But McDougald points out that in one million years of evolution, no bacteria have developed a resistance to furanones in the natural environment.
She and her colleagues will soon publish data that details the communication system they've discovered in bacteria. And they continue to study the furanones in mice and tissue culture. Preliminary results show that the compounds work against Pseudomonas aeruginosa, the major cause of death in cystic fibrosis patients.
The first products to come from the research will likely be used simply to coat medical supplies and devices.

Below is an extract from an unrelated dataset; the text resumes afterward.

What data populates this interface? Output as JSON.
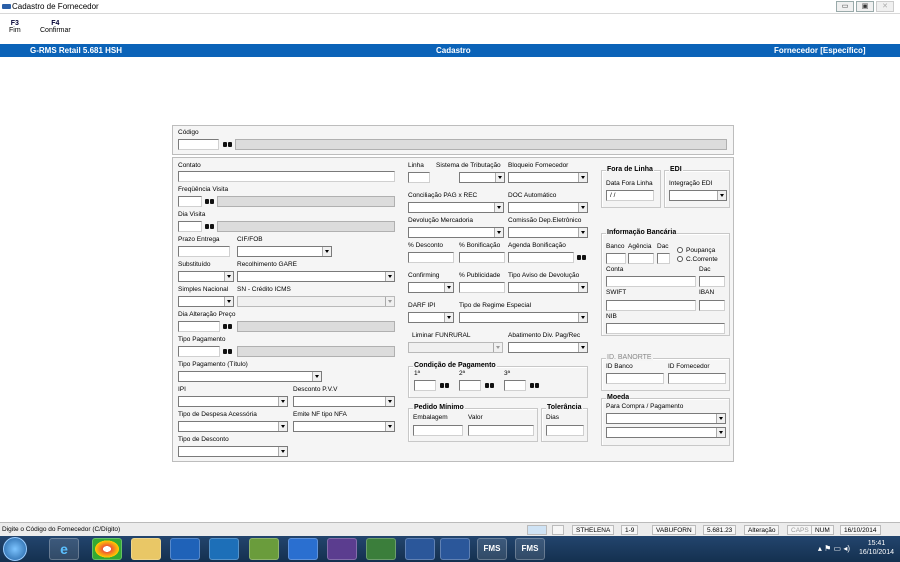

A biotech company, Biosignal, hopes to commercialize the technology and is developing contact lenses -- human trials should begin in a year -- as well as urinary catheters with the furanone attached to the surface to prevent infection.
"This technology will allow us to coat most any surface that is implanted into the body, artificial joints, heart valves etc.,"says McDougald. "These are a huge source of secondary infections due to bacteria attaching to the surfaces and growing."
Another company, Quorex Pharmaceuticals, hopes to get a chunk of the $25 billion antibacterial market by exploiting furanones to develop infection-fighting drugs. Quorex's website says its technology will speed up the drug discovery process, although it normally takes anywhere from five to 10 years to develop a new drug and get it through the regulatory process.
This is just the beginning, though, of what many researchers believe will be the harnessing of naturally-occurring defense mechanisms to fend of disease and infection. Already, other researchers in Eastern Europe and Russia have been using bacteria-eating viruses called phages in treatments.
Phage never caught on in the West, mainly because antibiotics were effective and phage therapy is extremely specific. One phage will eat only one strain of one type of bacteria, and it seems more likely than furanones to fall victim to antibiotic resistance.
Whatever the solution, new drugs will likely come from studies of how organisms fight bacteria in the environment, says Julia Kubanek, an assistant biology professor at Georgia Tech. McDougald and her colleagues discovered the furanone phenomenon when they noticed that a certain red sea algae in the bay escaped the creep of bacteria and barnacles.
"If the UNSW group had not been interested in how seaweeds ward off bacterial colonization, this discovery would not have occurred," says Kubanek. "The insights that come from studying ecological processes are valuable to protection of human health and the environment."